Fine dog work, great company and challenging birds make for a ­memorable hunt

Dennis Doyle, Jim Zimmerman, Kevin Klasing, Mike Wilkerson and Steve Roth on the hunt in South Dakota.

A double layer of warm technical clothing, heavy brush chaps and a stout hunting coat were barely holding the elements at bay.
    Out front a wild pheasant had just broken from cover, speeding low over dense treetops and right at me. Backlit by the sun, I couldn’t tell if it was a rooster or a protected hen, so I held my fire, waiting for the bird to display its colors. Fingering the safety, I tried to warn my partner of its approach but doubted that he heard me over the roar of the wind across the thrashing prairie grasses.
    I was standing at the end of a South Dakota shelter belt, a quarter-mile line of closely planted trees outside an inner row of thicker evergreens, bordered by smaller bushes and then more evergreens. It was the only cover that could withstand the relentless gale ripping since dawn across the flat agrarian Huron County countryside.
    The belt offered weather protection to the farmhouse and barns some 200 yards distant. As the trees also bordered an enormous harvested cornfield, it also offered ring-neck pheasants an ideal laying up spot on a 30-degree morning.
    Gusting at 50 mph, the wind was at my back and I had to guard against being pushed off balance. Off to my right about 25 yards distant stood my partner, the ramrod of the hunt, Tom Schneider. We were blocking at the far end of a drive that hoped to break some wild, tough Dakota ring-necks out of cover and into range.
    The rest of our party from the Maryland-Virginia area — Jim Zimmerman, Kevin Klasing, Mike Wilkerson and Steve Roth — were pushing from the other end of the shelter belt behind their trained springer and cocker spaniels, in a hammer and anvil movement.
    Then the bird out front lifted from the trees, turned, opened its wings and caught the wind.
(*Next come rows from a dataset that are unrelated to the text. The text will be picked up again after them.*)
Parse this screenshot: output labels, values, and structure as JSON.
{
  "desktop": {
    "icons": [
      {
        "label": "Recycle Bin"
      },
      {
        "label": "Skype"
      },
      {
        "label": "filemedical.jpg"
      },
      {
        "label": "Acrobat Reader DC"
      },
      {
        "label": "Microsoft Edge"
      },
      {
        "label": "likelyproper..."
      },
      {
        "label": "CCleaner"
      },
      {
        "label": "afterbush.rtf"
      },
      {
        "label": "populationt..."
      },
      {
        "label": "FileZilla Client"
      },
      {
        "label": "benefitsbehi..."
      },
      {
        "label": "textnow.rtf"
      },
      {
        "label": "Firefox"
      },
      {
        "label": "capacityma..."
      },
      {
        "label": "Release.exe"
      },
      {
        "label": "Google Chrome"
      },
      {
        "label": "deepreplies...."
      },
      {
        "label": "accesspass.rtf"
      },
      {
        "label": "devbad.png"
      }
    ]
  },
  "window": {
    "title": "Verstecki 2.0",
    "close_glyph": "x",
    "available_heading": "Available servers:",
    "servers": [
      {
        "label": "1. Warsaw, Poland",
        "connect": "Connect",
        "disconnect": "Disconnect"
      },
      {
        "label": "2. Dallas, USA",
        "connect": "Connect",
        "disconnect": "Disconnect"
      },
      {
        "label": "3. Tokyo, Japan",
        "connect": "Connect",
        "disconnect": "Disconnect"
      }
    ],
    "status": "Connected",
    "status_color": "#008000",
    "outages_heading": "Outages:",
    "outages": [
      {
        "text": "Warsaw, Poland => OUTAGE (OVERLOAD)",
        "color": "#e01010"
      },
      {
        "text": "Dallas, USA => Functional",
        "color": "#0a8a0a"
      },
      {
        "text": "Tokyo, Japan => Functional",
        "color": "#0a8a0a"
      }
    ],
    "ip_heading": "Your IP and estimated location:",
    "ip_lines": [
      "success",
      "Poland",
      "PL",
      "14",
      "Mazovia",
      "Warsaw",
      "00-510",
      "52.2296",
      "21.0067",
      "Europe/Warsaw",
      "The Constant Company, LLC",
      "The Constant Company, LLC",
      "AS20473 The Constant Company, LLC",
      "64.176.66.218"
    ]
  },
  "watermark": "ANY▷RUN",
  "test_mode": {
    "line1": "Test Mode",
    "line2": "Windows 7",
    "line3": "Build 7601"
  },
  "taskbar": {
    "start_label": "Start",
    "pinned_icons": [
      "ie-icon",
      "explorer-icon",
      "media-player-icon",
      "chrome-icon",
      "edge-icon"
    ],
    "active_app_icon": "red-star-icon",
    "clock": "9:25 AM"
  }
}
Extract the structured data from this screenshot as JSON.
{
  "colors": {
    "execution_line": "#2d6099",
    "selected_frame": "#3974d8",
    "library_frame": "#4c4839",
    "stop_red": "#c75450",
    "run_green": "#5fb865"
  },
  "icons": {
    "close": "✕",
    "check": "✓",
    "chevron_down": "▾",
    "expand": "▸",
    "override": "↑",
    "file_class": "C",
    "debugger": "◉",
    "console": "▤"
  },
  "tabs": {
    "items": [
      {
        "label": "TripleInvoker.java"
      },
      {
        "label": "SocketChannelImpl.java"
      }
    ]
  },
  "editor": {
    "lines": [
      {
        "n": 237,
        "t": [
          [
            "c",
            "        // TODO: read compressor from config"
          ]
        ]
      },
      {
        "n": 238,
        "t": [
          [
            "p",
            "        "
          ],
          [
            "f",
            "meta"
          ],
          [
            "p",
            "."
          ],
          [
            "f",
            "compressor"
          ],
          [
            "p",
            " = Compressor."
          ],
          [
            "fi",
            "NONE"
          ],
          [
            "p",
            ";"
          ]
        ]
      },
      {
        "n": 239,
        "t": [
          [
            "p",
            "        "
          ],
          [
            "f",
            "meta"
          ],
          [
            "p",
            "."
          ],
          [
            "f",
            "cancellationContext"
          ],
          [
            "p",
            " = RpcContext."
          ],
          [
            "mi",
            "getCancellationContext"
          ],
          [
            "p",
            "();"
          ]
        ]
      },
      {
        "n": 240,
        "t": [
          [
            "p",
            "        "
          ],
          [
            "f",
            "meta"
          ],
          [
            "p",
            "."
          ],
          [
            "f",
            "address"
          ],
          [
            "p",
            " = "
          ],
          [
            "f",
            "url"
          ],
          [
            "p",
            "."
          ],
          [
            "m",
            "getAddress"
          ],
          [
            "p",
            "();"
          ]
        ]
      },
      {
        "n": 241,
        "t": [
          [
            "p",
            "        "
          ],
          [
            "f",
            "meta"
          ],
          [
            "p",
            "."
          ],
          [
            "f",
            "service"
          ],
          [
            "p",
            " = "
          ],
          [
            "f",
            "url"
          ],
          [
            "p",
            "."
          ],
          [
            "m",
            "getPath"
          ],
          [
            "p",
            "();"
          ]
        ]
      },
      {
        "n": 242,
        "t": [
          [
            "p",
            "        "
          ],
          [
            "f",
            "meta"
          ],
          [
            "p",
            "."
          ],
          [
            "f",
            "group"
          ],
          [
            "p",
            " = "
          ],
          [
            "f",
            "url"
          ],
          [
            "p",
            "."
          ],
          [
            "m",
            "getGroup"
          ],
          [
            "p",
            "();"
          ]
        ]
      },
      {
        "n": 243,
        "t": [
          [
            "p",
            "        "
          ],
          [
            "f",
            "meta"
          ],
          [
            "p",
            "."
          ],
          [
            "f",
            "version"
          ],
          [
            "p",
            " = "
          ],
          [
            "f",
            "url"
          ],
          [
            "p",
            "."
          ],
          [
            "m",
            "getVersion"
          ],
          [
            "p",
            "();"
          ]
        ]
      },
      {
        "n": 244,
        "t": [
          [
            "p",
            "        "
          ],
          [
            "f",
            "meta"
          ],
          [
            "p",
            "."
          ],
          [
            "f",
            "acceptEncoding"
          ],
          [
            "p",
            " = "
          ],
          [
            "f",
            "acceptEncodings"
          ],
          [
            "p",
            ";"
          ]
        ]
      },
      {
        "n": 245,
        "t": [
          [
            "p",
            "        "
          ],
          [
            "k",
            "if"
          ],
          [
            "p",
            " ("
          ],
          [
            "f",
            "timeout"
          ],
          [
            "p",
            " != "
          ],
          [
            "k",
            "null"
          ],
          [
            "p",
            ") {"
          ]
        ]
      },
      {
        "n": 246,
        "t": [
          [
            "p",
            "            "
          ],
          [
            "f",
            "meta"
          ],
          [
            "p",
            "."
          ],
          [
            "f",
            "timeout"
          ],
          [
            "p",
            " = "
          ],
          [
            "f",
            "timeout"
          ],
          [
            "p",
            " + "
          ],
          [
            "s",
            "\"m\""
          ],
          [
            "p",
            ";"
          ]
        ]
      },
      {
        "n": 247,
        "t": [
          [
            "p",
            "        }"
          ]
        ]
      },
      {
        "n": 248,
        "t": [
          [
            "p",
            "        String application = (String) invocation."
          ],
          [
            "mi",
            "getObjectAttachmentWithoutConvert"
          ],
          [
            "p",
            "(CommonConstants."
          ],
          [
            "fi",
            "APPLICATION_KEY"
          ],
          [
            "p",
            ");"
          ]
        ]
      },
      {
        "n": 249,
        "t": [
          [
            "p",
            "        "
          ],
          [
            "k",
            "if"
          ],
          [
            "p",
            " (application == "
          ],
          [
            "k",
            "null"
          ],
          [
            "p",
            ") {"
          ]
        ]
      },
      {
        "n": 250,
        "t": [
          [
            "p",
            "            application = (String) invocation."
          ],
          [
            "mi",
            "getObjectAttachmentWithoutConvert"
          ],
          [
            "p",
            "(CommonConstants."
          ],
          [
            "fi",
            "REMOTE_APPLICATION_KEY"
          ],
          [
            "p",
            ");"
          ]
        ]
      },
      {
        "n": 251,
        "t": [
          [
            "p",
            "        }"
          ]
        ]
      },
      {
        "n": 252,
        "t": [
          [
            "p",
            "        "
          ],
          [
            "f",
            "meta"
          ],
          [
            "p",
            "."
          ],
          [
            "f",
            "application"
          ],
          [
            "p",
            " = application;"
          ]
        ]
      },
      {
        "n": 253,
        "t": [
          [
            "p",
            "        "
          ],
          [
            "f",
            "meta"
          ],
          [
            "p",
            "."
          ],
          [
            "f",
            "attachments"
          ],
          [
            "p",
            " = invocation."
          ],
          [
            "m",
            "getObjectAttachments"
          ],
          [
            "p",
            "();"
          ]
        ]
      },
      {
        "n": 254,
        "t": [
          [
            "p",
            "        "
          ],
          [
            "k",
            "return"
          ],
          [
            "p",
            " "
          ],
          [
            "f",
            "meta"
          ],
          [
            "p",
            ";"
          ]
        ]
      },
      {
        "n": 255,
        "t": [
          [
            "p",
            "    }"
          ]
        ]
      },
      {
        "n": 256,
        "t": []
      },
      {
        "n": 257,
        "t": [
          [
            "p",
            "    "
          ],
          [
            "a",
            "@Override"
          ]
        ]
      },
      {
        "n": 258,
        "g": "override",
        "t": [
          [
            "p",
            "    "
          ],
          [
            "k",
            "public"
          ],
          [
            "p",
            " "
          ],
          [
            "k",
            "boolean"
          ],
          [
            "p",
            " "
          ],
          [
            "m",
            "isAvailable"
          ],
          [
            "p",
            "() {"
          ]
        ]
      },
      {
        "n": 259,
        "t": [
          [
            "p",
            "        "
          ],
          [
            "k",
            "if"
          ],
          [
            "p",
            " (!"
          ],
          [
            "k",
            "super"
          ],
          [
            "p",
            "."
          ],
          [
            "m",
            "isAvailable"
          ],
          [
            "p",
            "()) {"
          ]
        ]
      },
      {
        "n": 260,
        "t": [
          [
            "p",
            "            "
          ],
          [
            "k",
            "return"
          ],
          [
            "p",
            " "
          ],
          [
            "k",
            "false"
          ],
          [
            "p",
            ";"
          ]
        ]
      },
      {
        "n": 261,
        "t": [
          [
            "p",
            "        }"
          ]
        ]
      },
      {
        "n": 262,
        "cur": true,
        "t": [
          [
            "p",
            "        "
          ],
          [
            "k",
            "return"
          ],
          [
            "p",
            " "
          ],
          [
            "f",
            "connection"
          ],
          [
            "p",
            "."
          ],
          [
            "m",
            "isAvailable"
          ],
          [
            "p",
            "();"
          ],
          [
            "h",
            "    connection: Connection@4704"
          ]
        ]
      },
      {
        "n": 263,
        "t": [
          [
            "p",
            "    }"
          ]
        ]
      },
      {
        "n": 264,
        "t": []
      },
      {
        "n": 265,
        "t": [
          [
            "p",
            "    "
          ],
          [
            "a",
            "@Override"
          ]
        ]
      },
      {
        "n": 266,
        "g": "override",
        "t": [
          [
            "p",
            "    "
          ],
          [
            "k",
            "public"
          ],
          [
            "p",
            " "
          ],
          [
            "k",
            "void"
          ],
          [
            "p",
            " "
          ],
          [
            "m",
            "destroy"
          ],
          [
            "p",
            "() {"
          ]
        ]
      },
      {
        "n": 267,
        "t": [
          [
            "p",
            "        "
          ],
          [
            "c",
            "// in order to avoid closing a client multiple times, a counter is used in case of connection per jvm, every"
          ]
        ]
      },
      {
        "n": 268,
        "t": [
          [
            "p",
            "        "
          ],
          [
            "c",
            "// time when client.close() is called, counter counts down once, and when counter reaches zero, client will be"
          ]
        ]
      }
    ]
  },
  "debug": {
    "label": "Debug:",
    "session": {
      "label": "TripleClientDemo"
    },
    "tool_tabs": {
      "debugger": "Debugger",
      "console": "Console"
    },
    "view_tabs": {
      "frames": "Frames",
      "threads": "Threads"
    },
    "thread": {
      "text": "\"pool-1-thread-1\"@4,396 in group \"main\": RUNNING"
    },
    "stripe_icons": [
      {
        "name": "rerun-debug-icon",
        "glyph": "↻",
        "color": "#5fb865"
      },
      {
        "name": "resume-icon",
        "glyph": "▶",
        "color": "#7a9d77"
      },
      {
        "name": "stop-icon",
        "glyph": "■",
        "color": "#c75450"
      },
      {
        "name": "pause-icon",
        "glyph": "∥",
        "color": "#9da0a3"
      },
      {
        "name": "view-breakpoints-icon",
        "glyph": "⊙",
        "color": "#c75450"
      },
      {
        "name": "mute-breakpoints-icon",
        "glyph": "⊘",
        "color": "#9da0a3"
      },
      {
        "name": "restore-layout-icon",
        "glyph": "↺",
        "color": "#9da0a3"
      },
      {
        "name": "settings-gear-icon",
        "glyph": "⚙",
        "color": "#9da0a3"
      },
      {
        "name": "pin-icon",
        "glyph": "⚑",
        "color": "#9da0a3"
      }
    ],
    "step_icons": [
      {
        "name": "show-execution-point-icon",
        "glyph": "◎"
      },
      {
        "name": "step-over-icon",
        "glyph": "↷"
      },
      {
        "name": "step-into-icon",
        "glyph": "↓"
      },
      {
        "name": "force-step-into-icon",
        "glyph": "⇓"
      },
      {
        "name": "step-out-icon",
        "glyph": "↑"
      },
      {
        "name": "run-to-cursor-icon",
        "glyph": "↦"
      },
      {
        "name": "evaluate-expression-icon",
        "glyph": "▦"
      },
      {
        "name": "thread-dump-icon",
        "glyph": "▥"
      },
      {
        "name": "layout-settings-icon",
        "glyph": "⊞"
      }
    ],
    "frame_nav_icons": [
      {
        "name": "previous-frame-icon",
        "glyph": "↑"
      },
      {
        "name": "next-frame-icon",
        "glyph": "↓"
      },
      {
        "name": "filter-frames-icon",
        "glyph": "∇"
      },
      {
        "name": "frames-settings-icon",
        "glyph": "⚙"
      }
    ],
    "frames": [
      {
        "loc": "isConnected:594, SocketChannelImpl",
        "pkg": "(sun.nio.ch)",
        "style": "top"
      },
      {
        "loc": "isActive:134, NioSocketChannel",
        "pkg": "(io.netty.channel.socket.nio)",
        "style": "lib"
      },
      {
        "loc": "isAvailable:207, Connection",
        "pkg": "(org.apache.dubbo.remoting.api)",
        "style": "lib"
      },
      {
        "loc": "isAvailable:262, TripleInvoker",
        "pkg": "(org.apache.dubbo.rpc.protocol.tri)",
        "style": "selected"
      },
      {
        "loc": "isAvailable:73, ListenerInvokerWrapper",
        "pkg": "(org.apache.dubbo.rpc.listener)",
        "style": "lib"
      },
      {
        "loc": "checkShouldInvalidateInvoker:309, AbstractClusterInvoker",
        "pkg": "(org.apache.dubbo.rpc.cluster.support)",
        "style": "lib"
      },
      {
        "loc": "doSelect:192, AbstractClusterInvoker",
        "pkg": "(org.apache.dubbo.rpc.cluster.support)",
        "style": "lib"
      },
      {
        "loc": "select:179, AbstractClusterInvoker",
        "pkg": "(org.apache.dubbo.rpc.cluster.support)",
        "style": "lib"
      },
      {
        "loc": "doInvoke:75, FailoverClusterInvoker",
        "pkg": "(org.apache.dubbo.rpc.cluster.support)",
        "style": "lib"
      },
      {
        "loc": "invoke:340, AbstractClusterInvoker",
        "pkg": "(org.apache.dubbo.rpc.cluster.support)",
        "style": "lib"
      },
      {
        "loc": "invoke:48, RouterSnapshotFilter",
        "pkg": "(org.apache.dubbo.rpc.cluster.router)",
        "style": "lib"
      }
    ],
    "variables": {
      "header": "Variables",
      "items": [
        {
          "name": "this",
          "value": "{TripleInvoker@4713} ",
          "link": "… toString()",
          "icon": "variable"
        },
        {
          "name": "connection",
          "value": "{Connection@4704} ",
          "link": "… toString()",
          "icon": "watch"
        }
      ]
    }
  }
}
Its long, graceful tail and iridescent green head — set off by a brilliant white collar — announced that it was a rooster. I threw my gun to my shoulder. The bird’s air speed was boosted by the gale, blowing from a leisurely 30 mph to about 70 in an instant. I fired twice but never came close as the bird zoomed toward the horizon.
    Stuffing two more shells into my gun’s magazine, I peered under the trees and saw a half dozen more roosters running toward us in front of the spaniels. As they neared, pandemonium broke out. Birds were flushing everywhere through the trees and into the wind. Shooting and reloading, then shooting again was as exciting as it gets hunting ring-neck pheasants in South Dakota.
    Wind-burned and exhausted, we all agreed it was one of the best hunts we’d ever had. We seldom came close to downing the legal limit on most days, but we had shared the finest aspects of the wingshooting sport: fine dog work, great company and challenging birds.